# qvc selling masterbuilt smoker



## jdomep (Mar 13, 2011)

was just watching qvc and the were selling masterbuilt electric smokers for $149.00 . i cant find them that cheap on the net. i dont know how much they sock you for shipping.


----------



## SmokinAl (Mar 13, 2011)

What model?


----------



## roller (Mar 13, 2011)

My daughter just bought one of those and she said all said and done it was real close to 200 bucks...


----------



## jdomep (Mar 13, 2011)

20070210 model


----------



## jdomep (Mar 13, 2011)

ok, i saw them at cabales for 159.00 if you have a cabales near you to save on the shipping.


----------



## tjshelton (Jun 19, 2011)

I just ordered one of these - Masterbuilt model number: 20070210 - QVC item number: K23714 - QVC price was $149.95

Shipping and taxes to Maryland was $30.81 - Your S/H may vary with shipping distance and state taxes...

When I bought this they were offering 6 easy payments.  

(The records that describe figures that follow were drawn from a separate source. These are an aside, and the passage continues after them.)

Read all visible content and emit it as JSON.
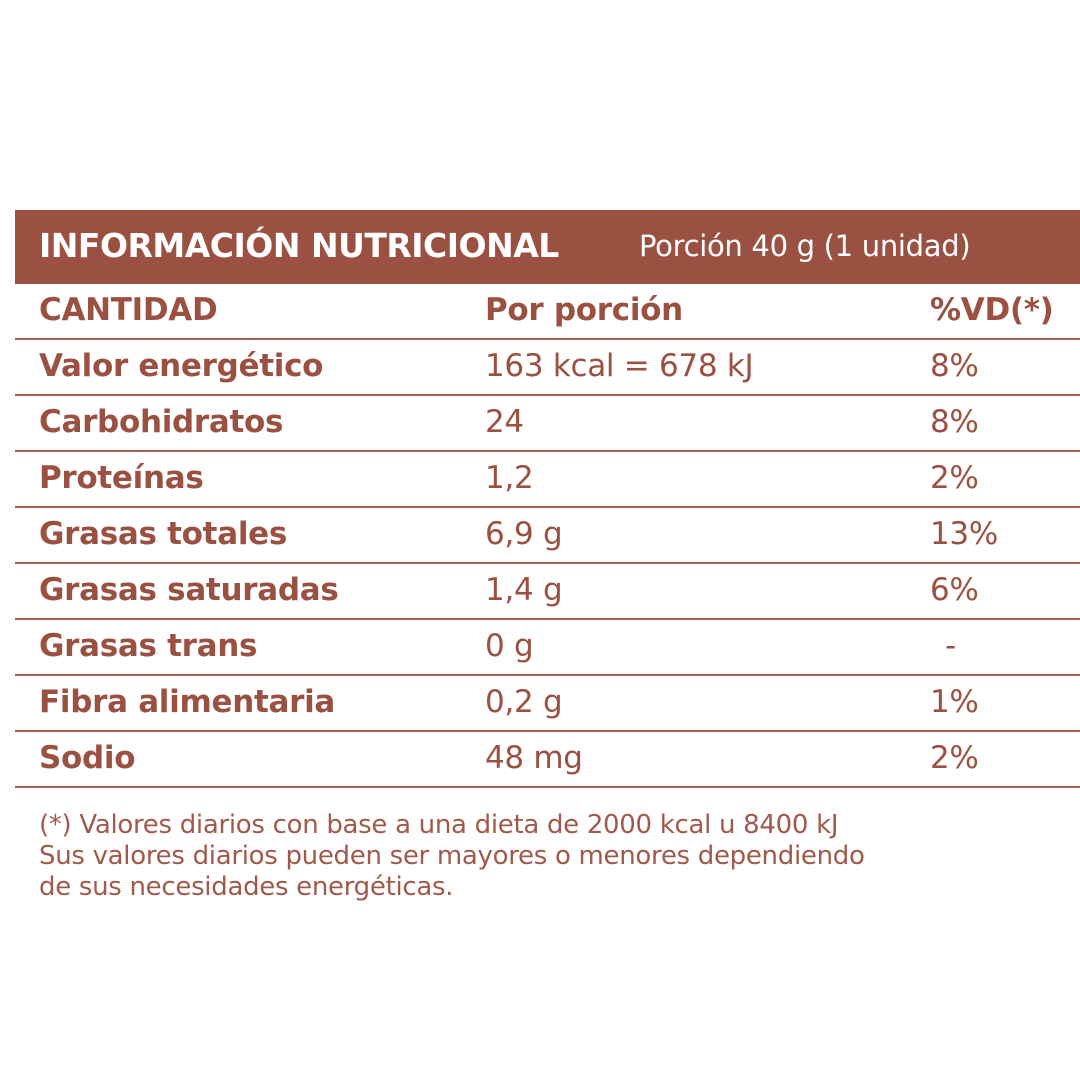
{
  "header": {
    "title": "INFORMACIÓN NUTRICIONAL",
    "serving": "Porción 40 g (1 unidad)"
  },
  "columns": {
    "name": "CANTIDAD",
    "portion": "Por porción",
    "vd": "%VD(*)"
  },
  "rows": [
    {
      "name": "Valor energético",
      "portion": "163 kcal = 678 kJ",
      "vd": "8%"
    },
    {
      "name": "Carbohidratos",
      "portion": "24",
      "vd": "8%"
    },
    {
      "name": "Proteínas",
      "portion": "1,2",
      "vd": "2%"
    },
    {
      "name": "Grasas totales",
      "portion": "6,9 g",
      "vd": "13%"
    },
    {
      "name": "Grasas saturadas",
      "portion": "1,4 g",
      "vd": "6%"
    },
    {
      "name": "Grasas trans",
      "portion": "0 g",
      "vd": "-"
    },
    {
      "name": "Fibra alimentaria",
      "portion": "0,2 g",
      "vd": "1%"
    },
    {
      "name": "Sodio",
      "portion": "48 mg",
      "vd": "2%"
    }
  ],
  "footnote": {
    "line1": "(*) Valores diarios con base a una dieta de 2000 kcal u 8400 kJ",
    "line2": "Sus valores diarios pueden ser mayores o menores dependiendo",
    "line3": "de sus necesidades energéticas."
  },
  "colors": {
    "header_bg": "#9b5142",
    "text": "#9b5142",
    "rule": "#a7604f"
  }
}
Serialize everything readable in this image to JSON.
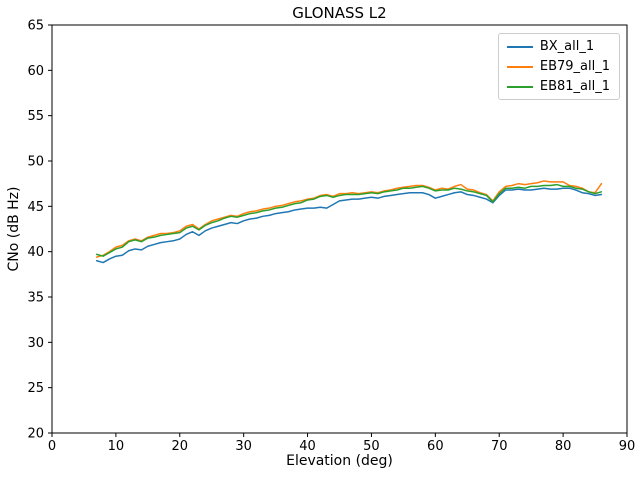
{
  "chart_data": {
    "type": "line",
    "title": "GLONASS L2",
    "xlabel": "Elevation (deg)",
    "ylabel": "CNo (dB Hz)",
    "xlim": [
      0,
      90
    ],
    "ylim": [
      20,
      65
    ],
    "xticks": [
      0,
      10,
      20,
      30,
      40,
      50,
      60,
      70,
      80,
      90
    ],
    "yticks": [
      20,
      25,
      30,
      35,
      40,
      45,
      50,
      55,
      60,
      65
    ],
    "grid": false,
    "legend_position": "upper right",
    "line_width": 1.5,
    "x": [
      7,
      8,
      9,
      10,
      11,
      12,
      13,
      14,
      15,
      16,
      17,
      18,
      19,
      20,
      21,
      22,
      23,
      24,
      25,
      26,
      27,
      28,
      29,
      30,
      31,
      32,
      33,
      34,
      35,
      36,
      37,
      38,
      39,
      40,
      41,
      42,
      43,
      44,
      45,
      46,
      47,
      48,
      49,
      50,
      51,
      52,
      53,
      54,
      55,
      56,
      57,
      58,
      59,
      60,
      61,
      62,
      63,
      64,
      65,
      66,
      67,
      68,
      69,
      70,
      71,
      72,
      73,
      74,
      75,
      76,
      77,
      78,
      79,
      80,
      81,
      82,
      83,
      84,
      85,
      86
    ],
    "series": [
      {
        "name": "BX_all_1",
        "color": "#1f77b4",
        "values": [
          39.0,
          38.8,
          39.2,
          39.5,
          39.6,
          40.1,
          40.3,
          40.2,
          40.6,
          40.8,
          41.0,
          41.1,
          41.2,
          41.4,
          41.9,
          42.2,
          41.8,
          42.3,
          42.6,
          42.8,
          43.0,
          43.2,
          43.1,
          43.4,
          43.6,
          43.7,
          43.9,
          44.0,
          44.2,
          44.3,
          44.4,
          44.6,
          44.7,
          44.8,
          44.8,
          44.9,
          44.8,
          45.2,
          45.6,
          45.7,
          45.8,
          45.8,
          45.9,
          46.0,
          45.9,
          46.1,
          46.2,
          46.3,
          46.4,
          46.5,
          46.5,
          46.5,
          46.3,
          45.9,
          46.1,
          46.3,
          46.5,
          46.6,
          46.3,
          46.2,
          46.0,
          45.8,
          45.4,
          46.2,
          46.8,
          46.8,
          46.9,
          46.8,
          46.8,
          46.9,
          47.0,
          46.9,
          46.9,
          47.0,
          47.0,
          46.8,
          46.5,
          46.4,
          46.2,
          46.3
        ]
      },
      {
        "name": "EB79_all_1",
        "color": "#ff7f0e",
        "values": [
          39.4,
          39.6,
          40.0,
          40.5,
          40.7,
          41.2,
          41.4,
          41.2,
          41.6,
          41.8,
          42.0,
          42.0,
          42.1,
          42.3,
          42.8,
          43.0,
          42.5,
          43.0,
          43.4,
          43.6,
          43.8,
          44.0,
          43.9,
          44.2,
          44.4,
          44.5,
          44.7,
          44.8,
          45.0,
          45.1,
          45.3,
          45.5,
          45.6,
          45.8,
          45.9,
          46.2,
          46.3,
          46.1,
          46.4,
          46.4,
          46.5,
          46.4,
          46.5,
          46.6,
          46.5,
          46.7,
          46.8,
          47.0,
          47.1,
          47.2,
          47.3,
          47.3,
          47.1,
          46.8,
          47.0,
          46.9,
          47.2,
          47.4,
          46.9,
          46.8,
          46.5,
          46.3,
          45.6,
          46.6,
          47.2,
          47.3,
          47.5,
          47.4,
          47.5,
          47.6,
          47.8,
          47.7,
          47.7,
          47.7,
          47.3,
          47.2,
          47.0,
          46.6,
          46.5,
          47.5
        ]
      },
      {
        "name": "EB81_all_1",
        "color": "#2ca02c",
        "values": [
          39.7,
          39.5,
          39.9,
          40.3,
          40.5,
          41.1,
          41.3,
          41.1,
          41.5,
          41.6,
          41.8,
          41.9,
          42.0,
          42.1,
          42.6,
          42.8,
          42.4,
          42.9,
          43.2,
          43.4,
          43.7,
          43.9,
          43.8,
          44.0,
          44.2,
          44.3,
          44.5,
          44.6,
          44.8,
          44.9,
          45.1,
          45.3,
          45.4,
          45.7,
          45.8,
          46.1,
          46.2,
          46.0,
          46.2,
          46.3,
          46.3,
          46.3,
          46.4,
          46.5,
          46.4,
          46.6,
          46.7,
          46.8,
          47.0,
          47.0,
          47.1,
          47.2,
          47.0,
          46.7,
          46.8,
          46.8,
          47.0,
          46.9,
          46.7,
          46.6,
          46.4,
          46.2,
          45.5,
          46.4,
          47.0,
          47.0,
          47.1,
          47.0,
          47.2,
          47.2,
          47.3,
          47.3,
          47.4,
          47.2,
          47.2,
          47.0,
          46.9,
          46.6,
          46.4,
          46.6
        ]
      }
    ]
  }
}
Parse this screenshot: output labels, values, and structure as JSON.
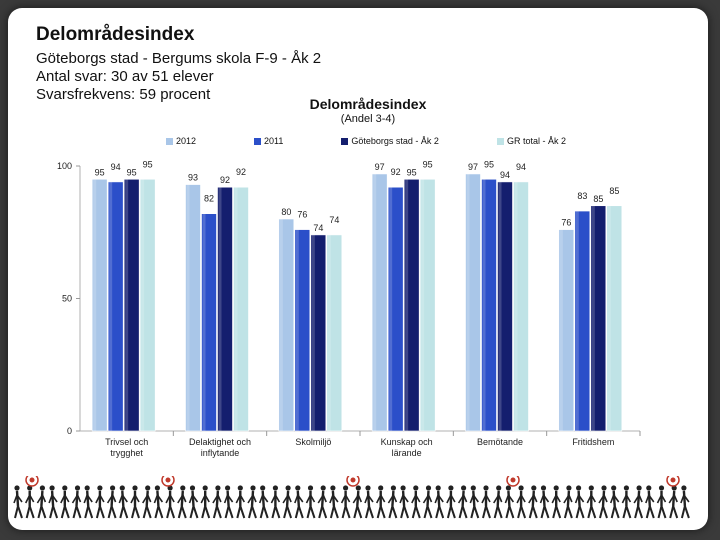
{
  "slide": {
    "title": "Delområdesindex",
    "subtitle_lines": [
      "Göteborgs stad - Bergums skola F-9 - Åk 2",
      "Antal svar: 30 av 51 elever",
      "Svarsfrekvens: 59 procent"
    ]
  },
  "chart_data": {
    "type": "bar",
    "title": "Delområdesindex",
    "subtitle": "(Andel 3-4)",
    "ylim": [
      0,
      100
    ],
    "yticks": [
      0,
      50,
      100
    ],
    "categories": [
      [
        "Trivsel och",
        "trygghet"
      ],
      [
        "Delaktighet och",
        "inflytande"
      ],
      [
        "Skolmiljö"
      ],
      [
        "Kunskap och",
        "lärande"
      ],
      [
        "Bemötande"
      ],
      [
        "Fritidshem"
      ]
    ],
    "series": [
      {
        "name": "2012",
        "color": "#a9c6e8",
        "values": [
          95,
          93,
          80,
          97,
          97,
          76
        ]
      },
      {
        "name": "2011",
        "color": "#2b4fc9",
        "values": [
          94,
          82,
          76,
          92,
          95,
          83
        ]
      },
      {
        "name": "Göteborgs stad - Åk 2",
        "color": "#141e6e",
        "values": [
          95,
          92,
          74,
          95,
          94,
          85
        ]
      },
      {
        "name": "GR total - Åk 2",
        "color": "#bfe3e6",
        "values": [
          95,
          92,
          74,
          95,
          94,
          85
        ]
      }
    ]
  }
}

It was ordered on June 12th and expected delivery is June 20th (tomorrow - yay!)

I also purchased a cover ($29.98 + $5.72 s/h) and 2 bags of hickory and 2 bags of mesquite ($14.97 for each flavor + $6.72 s/h).

Had a bit knocked off shipping and handling costs because I ordered everything at once.  

*Tom...*


----------